Insight Sports Ltd. is a sports media and entertainment company based in Toronto, Ontario, Canada. The company is owned in part by Larry Tanenbaum, part owner of Maple Leaf Sports & Entertainment.

==Properties==
Insight Sports operates Aquila Productions, a producer of sports television programming and distributor of sports and entertainment content across multiple platforms, including broadcast television, DVD, on-line, mobile, in-arena and video on-demand.

==Former assets==
It was announced on January 23, 2009, that Maple Leaf Sports & Entertainment would acquire Insight Sports' interest in GolTV. The deal was approved by the CRTC on June 2, 2009.

In March 2009, Insight Sports announced a corporate restructuring wherein a team of managers led by the CEO will buy out a number of non-core assets including the Grand Slam of Curling, one of the most prestigious events on the World Curling Tour and the operation of Gretzky.com, the home page of Wayne Gretzky.
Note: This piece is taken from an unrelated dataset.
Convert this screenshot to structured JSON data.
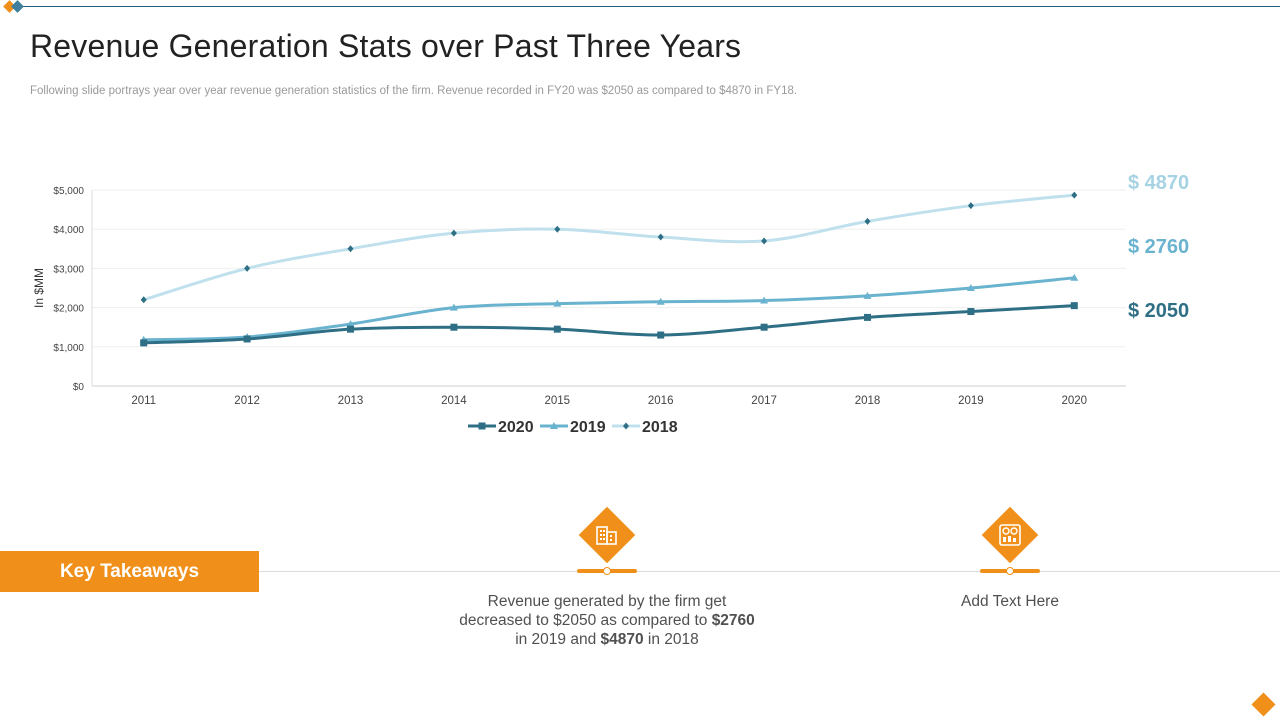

Insight Sports owned a minority share of NHL Network (owns 20.58%), a 24-hour hockey channel that shut down on September 1, 2015.

Insight Sports owned and operated World Fishing Network, a 24-hour fishing channel. The channel was subsequently sold to Keywest Marketing Ltd. in December 2016.

The company also operated GameTV on behalf of Kilmer Enterprises Inc., an investor in Insight Sports. GameTV was subsequently sold to Anthem Sports & Entertainment on August 2, 2016.